Актовый зал. Выходные данные
Шрифт:
На этом месте детская писательница Альма Хайслер подала реплику. У того, кто хотя бы трижды побывал на собраниях Союза писателей, непременно должно было создаться впечатление, что Тинклер-Билль приходит сюда специально для того, чтобы сказать решительное заключительное слово, Альма Хайслер — чтобы подать реплику во время этого заключительного слова.

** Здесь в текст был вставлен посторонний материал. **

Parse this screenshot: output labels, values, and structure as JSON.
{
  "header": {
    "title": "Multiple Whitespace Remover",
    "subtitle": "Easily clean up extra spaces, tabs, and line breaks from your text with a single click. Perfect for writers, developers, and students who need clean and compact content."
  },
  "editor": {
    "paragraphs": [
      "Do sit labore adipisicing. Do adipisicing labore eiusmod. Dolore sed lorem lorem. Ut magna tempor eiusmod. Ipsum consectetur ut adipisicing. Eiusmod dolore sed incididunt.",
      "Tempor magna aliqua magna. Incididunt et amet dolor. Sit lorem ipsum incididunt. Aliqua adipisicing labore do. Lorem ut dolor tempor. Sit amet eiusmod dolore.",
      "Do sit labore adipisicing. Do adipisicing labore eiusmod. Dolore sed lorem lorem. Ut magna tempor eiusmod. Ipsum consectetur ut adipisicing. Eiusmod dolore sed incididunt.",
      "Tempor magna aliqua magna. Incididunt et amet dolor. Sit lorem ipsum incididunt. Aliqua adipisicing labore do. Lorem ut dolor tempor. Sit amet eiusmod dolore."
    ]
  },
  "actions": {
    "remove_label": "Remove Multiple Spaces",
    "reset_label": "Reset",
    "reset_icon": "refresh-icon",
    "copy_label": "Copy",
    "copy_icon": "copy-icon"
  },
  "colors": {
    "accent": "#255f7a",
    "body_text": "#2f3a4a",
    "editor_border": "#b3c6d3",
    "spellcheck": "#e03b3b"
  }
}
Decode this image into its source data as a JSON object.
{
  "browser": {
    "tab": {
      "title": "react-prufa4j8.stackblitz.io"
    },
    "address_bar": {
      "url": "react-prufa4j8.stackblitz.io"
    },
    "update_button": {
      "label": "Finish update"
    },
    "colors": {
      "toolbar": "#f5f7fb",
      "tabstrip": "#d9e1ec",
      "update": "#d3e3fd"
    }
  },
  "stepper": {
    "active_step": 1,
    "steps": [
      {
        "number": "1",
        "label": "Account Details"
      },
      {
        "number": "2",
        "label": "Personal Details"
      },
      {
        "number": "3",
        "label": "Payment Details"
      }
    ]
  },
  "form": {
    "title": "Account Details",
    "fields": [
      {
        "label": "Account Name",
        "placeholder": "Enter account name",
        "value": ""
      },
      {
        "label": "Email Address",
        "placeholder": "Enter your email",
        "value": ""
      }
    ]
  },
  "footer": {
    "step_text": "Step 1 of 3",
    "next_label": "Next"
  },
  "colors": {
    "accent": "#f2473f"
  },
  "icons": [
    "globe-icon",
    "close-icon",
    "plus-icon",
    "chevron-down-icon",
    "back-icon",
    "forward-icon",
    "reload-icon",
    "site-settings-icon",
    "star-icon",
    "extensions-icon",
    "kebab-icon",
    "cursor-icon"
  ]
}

Старые друзья обоих знали, что так повелось еще со времен Ассоциации революционных пролетарских писателей{46} и стало правилом в годы эмиграции во Франции и в Америке. Детская писательница написала шесть книг, и все они приобрели мировую известность; драматург же сочинил не меньше двенадцати пьес, и ни одна из них не продержалась на сцене дольше месяца. Как говорили, он утверждал, что родился слишком рано, но драмы его всегда запаздывали
Альма Хайслер прибегала всякий раз к одной и той же уловке, а Тинклер-Билль всякий раз попадался на ту же удочку — она прикидывалась спящей. Как только ее старый приятель поднимался, чтобы произнести решительное последнее слово, Альма тут же погружалась в глубокий сон. Все сидящие в зале могли это видеть собственными глазами, а иногда и слышать собственными ушами. Лицо ее, красивое и в старости, становилось невозмутимо спокойным, глаза, прикрытые веками, казалось, никогда больше не раскроются, губы были сомкнуты, словно все уже сказано и обсуждению не подлежит, и каждому становилось ясно, что между сном и красотой существует таинственная связь.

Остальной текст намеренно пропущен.